Bild nicht mehr verfügbar.

Sudans Präsident Bashir und sein tschadischer Kollege Déby.

Foto: epa

"Bleib, wo du bist, ich komme vorbei" , stand in der SMS, die Massalbaye Tenebaye bekam, nachdem er einen Bericht über die Menschenrechtsverletzungen nach dem Rebellenangriff auf N'Djamena im Februar geschrieben hatte. Der Aktivist von der Tschadischen Liga für Menschenrechte (LTDH) hatte minutiös aufgelistet, wie die Armee nach dem Abzug der Rebellen, Oppositionelle und ethnische Gruppen massakrierte. Es kam zu Massenvergewaltigungen und Morden. Die SMS hat Tenebaye vielleicht das Leben gerettet. Als Absender stand: Ein französischer Freund. Tenebaye verstand sofort und verließ sein Büro, bevor ihn die Sicherheitskräfte abholen konnten.

Er ist nun daran gewöhnt, in Medien denunziert zu werden oder dass seine Miete um das Dreifache steigt. Das Regime mag ihn nicht. Geschützt ist er vielleicht noch dadurch, dass ihn Ausländer - vor allem Franzosen -, die in der tschadischen Hauptstadt leben, kennen. In N'Djamena spielen sie ein heikles Spiel mit einem brutalen Regime.
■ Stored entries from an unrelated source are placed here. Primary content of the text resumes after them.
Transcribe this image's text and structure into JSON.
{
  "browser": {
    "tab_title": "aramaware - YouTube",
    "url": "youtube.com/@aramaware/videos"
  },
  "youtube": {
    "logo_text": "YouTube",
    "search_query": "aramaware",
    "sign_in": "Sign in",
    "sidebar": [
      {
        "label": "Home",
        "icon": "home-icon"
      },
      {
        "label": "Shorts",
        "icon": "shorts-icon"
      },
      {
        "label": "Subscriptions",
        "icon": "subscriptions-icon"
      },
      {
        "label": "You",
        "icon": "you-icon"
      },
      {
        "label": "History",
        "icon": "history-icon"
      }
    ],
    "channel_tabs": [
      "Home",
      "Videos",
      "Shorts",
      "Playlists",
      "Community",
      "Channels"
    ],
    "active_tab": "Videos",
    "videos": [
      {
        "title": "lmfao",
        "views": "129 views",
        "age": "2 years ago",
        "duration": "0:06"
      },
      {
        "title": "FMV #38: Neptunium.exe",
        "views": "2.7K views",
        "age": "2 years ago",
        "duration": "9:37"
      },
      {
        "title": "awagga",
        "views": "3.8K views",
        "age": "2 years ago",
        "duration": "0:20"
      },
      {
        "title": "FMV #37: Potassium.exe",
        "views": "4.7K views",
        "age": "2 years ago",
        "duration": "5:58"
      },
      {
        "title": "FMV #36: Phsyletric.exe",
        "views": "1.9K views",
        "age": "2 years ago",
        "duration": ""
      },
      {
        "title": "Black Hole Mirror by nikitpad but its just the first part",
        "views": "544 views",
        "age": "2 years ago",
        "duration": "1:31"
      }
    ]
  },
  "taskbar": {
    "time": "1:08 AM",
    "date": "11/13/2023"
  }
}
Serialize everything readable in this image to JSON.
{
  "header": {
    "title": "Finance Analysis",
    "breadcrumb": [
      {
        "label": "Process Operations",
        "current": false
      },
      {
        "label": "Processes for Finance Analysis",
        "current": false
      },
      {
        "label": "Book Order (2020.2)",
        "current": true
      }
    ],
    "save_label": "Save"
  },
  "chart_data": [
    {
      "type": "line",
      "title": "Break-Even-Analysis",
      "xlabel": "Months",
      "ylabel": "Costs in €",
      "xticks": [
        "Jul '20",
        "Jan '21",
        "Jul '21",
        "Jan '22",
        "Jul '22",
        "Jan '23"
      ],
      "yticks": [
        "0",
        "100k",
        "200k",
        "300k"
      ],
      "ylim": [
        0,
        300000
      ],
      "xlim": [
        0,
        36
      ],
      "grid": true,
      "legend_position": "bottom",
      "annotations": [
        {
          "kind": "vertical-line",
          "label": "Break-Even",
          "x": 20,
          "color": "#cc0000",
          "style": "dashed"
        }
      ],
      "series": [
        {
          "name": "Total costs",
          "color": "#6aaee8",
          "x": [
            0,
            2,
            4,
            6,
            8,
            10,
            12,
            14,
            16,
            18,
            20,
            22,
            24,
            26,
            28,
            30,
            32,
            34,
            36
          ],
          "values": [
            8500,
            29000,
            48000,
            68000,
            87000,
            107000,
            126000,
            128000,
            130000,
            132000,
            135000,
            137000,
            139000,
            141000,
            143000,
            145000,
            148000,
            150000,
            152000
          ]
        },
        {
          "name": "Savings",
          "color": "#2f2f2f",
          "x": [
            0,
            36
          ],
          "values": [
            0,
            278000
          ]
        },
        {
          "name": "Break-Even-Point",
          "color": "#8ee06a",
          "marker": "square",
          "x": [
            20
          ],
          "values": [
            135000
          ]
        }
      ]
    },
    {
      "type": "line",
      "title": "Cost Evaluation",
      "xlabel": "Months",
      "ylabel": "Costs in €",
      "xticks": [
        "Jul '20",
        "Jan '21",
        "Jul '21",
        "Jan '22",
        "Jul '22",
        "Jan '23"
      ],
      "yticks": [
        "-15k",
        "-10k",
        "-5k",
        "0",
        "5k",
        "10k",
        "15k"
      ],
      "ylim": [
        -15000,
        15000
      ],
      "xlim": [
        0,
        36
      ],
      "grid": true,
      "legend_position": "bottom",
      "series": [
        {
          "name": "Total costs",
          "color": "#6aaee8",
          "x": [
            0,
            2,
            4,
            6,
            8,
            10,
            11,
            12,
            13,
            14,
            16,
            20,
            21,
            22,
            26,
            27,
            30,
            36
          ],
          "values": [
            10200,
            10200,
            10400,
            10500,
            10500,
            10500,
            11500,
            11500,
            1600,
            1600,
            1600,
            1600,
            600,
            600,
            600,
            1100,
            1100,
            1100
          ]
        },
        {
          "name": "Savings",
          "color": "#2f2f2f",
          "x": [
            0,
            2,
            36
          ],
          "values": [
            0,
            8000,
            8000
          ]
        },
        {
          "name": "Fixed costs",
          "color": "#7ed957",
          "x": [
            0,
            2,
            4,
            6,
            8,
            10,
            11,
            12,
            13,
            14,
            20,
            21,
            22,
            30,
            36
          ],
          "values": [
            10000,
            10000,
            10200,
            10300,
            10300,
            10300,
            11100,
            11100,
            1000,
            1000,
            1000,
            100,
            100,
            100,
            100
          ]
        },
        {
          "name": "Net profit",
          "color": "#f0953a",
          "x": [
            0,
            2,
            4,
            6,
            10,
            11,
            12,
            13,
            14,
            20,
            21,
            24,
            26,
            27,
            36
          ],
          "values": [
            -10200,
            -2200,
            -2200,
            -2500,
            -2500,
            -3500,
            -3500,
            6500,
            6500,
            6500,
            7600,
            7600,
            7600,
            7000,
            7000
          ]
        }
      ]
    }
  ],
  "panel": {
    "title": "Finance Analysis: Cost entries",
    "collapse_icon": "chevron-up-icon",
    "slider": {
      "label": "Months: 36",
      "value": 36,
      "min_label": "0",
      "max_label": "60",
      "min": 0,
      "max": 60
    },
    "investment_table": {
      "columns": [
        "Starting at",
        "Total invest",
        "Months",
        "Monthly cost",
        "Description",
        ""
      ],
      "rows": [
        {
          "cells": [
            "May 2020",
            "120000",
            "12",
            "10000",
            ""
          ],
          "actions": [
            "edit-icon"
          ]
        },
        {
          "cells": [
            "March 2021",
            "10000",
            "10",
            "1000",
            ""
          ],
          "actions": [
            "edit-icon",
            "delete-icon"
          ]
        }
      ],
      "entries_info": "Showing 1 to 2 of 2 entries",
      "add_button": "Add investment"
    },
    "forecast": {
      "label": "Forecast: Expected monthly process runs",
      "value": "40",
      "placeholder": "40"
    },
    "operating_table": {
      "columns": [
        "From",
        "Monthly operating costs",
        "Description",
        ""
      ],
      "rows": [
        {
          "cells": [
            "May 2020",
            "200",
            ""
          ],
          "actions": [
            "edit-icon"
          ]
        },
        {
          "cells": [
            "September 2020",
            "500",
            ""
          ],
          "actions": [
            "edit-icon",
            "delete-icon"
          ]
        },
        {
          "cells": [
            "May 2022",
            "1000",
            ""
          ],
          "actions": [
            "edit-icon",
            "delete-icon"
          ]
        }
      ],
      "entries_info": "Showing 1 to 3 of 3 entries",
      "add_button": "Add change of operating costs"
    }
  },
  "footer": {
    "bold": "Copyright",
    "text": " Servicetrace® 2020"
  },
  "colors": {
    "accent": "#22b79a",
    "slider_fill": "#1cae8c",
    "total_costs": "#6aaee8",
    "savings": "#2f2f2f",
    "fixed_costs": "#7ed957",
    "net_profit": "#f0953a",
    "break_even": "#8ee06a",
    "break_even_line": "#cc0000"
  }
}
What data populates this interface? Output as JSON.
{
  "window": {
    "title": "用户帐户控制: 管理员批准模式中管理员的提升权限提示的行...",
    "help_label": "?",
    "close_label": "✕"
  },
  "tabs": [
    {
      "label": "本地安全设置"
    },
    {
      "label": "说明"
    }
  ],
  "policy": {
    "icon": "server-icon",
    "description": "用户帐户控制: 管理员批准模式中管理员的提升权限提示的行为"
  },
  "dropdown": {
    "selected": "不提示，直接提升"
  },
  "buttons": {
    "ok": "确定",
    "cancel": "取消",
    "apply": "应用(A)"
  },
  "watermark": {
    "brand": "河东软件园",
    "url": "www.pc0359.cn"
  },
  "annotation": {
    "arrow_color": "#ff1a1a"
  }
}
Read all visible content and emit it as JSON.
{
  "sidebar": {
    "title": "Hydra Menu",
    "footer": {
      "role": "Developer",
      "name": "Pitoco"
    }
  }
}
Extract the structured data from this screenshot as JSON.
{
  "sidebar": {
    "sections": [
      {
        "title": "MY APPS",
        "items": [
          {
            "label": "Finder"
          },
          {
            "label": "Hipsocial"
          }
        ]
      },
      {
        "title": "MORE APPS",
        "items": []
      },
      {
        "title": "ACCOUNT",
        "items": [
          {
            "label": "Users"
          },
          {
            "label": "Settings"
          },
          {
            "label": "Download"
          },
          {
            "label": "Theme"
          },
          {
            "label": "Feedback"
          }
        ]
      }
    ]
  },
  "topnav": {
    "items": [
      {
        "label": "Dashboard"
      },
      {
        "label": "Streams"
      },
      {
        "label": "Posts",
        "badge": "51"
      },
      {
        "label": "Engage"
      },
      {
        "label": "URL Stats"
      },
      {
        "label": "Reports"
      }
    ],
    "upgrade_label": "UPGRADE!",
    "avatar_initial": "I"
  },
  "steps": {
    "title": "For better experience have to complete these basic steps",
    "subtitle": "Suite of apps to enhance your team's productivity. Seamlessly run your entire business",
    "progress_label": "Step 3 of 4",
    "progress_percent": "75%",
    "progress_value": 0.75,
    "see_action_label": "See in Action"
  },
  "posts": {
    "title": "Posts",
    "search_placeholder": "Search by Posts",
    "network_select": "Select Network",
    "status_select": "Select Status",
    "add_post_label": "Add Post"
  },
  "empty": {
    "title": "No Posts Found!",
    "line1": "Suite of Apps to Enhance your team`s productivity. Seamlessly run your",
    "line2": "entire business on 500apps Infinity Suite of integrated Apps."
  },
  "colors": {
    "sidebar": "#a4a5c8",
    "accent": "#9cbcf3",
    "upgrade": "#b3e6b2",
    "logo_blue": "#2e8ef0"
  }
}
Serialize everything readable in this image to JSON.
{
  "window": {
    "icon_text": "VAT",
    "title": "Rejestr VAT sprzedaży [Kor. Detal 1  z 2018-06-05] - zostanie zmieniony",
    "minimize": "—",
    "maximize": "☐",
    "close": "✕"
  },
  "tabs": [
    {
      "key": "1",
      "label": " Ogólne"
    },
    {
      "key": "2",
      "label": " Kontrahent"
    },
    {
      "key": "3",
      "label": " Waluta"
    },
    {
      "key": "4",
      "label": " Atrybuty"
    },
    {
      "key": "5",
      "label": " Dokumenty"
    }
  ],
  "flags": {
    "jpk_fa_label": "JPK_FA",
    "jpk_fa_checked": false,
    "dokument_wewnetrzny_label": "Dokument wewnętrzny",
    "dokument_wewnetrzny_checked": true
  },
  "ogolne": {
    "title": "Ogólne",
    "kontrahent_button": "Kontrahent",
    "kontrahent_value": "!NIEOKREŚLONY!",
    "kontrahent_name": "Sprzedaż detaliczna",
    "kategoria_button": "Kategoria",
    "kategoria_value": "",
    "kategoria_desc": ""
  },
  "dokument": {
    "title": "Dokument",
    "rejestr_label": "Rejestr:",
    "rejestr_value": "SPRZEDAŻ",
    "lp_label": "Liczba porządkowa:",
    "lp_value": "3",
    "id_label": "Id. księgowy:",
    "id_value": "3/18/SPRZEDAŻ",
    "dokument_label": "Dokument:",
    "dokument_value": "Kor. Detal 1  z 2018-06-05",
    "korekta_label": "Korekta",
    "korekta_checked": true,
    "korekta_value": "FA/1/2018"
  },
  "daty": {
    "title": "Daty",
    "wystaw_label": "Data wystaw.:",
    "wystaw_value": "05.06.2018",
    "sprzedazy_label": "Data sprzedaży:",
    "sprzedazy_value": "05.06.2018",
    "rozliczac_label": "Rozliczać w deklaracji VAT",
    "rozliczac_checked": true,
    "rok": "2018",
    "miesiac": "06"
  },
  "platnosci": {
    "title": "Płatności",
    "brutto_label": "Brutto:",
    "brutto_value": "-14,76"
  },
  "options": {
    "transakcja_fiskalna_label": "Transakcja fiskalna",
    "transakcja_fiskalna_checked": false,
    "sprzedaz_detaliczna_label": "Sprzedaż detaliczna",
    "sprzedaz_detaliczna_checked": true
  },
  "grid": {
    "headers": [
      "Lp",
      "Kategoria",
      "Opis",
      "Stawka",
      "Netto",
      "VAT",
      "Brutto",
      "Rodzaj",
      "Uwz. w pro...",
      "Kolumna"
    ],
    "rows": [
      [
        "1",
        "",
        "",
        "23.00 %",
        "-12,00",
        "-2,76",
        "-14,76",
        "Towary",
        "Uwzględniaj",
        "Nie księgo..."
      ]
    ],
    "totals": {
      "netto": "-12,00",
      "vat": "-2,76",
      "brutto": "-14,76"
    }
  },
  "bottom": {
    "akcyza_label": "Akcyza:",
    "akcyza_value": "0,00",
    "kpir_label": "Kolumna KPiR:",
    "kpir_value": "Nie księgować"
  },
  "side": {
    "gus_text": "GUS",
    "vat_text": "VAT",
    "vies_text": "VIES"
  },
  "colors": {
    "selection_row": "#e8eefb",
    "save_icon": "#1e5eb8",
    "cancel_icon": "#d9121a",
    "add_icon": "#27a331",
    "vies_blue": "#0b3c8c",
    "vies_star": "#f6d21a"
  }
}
Auch die EU versucht mit Präsident Idriss Déby zu kooperieren, um ihn gleichzeitig unter Druck setzen zu können. So kritisiert der Chef der EU-Delegation im Tschad, Gilles Desesquelles, zwar mangelnde Demokratisierung -man habe nur mit "gezogenem Messer" durchgesetzt, dass die Opposition nun vier Minister stellt - andererseits glaubt er, dass es zu Déby zur Zeit keine Alternative gibt.

Er dürfte bei den Wahlen, die gerade mit EU-Hilfe vorbereitet werden, legitimiert werden, obwohl seine Ethnie, die Zaghawa, nur fünf Prozent der Bevölkerung ausmachen. Seine Macht basiert auf einer Art Familienarmee, die zum "Freundeskreis" Débys oder zu seinem Stamm gehören.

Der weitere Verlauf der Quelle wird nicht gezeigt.